RENT TO OWN: Sounds nice, right? I mean, you have to rent anyway, so why not eventually OWN the place you’re renting. Take a second and think about this…how is renting to own, different then taking out a mortgage and paying it off until you own the place. Well the difference is that MORTGAGES have better interest rates.

Rent to own scenarios, whether you are renting out a couch, a stereo, or a home- have terribly high interest rates. Protect your wallet and walk away if you ever hear the word “rent to own.” No debt solutions will ever come out of it.

DEPRECIATING ASSET DEBT: This could mean a lot of things. But before we go into it and what it implies for your debt solutions, keep in mind there are two types of elements in finance: Assets and liabilities. Assets make you money. Liabilities cost you money. Any kind of debt that supports a liability, is by definition, a poor debt solution.
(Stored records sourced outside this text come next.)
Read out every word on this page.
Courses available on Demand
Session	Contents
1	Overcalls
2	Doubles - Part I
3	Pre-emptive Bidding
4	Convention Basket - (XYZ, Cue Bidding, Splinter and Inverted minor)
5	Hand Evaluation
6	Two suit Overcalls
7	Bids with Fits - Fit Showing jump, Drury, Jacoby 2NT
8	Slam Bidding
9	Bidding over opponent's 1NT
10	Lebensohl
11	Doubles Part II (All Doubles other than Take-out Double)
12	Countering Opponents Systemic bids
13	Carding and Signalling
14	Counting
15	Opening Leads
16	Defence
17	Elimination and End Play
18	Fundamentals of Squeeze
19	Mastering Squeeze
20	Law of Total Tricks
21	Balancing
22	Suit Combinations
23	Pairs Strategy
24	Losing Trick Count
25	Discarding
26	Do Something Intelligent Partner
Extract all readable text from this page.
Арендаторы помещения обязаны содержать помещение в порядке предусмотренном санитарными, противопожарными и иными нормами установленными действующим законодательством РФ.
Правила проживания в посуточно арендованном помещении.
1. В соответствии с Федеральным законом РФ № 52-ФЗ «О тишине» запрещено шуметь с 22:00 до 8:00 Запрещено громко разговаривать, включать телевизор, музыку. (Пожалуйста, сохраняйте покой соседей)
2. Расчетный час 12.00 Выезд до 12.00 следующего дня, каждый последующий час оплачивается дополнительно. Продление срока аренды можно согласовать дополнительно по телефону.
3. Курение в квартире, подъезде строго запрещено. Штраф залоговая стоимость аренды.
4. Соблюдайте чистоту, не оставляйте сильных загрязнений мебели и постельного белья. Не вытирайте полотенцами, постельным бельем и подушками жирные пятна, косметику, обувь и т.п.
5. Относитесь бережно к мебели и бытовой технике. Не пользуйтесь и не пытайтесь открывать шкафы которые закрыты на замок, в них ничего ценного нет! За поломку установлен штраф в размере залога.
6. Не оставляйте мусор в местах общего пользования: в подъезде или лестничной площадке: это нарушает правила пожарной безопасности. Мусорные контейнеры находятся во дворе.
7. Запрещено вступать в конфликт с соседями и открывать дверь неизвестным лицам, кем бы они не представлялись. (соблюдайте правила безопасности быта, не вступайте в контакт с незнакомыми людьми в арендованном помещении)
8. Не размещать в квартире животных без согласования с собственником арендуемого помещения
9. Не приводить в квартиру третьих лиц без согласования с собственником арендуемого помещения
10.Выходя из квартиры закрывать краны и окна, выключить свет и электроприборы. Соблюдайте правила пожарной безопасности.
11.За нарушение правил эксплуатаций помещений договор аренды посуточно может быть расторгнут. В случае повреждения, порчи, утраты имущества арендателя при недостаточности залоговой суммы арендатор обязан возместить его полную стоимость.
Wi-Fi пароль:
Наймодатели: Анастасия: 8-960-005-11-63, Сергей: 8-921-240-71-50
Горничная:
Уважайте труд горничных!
What are some common liabilities? Well a lot of people place cars under this category. Atlhough it’s true that if you buy an expensive car that quickly depreciates (Toyota Prius *ahem*) it is a liability, most people need cars to get to work. So it increases their earning potential, often being an asset.

The most common depreciating asset debt in America right now is sadly, the home. Since most homes are underwater and depreciated in value, continuing to pay your mortgage can devastate your pocket book.

PAYDAY LOANS: These loans are probably the next thing on the Congressional agenda to outlaw. Payday lenders not only make margins of about 400% (by comparison, major retailers like Best Buy only make mark-ups of about 35%)…they do it the poorest and most down-trodden sections of American society. Studies indicate that Hispanic and African American women are the main targets of payday lenders today.

These are a bad deal by anybody’s count. And it is certain to plunge you into debt for a long time.

GAMING: If this item surprises you, you’re in luck. You are not part of the millions of Americans who live in areas where gaming is legal. The kinds of debts accrued with gambling can destroy lives, and dissolve families.

The main problem with gambling is something economists call “the collapsing costs paradigm.” That’s the psychological fallacy that once you’ve lost something on an investment, you need to keep trying harder and harder to at least break even. Of course, in gambling, the odds are completely stacked against you. So don’t even try it.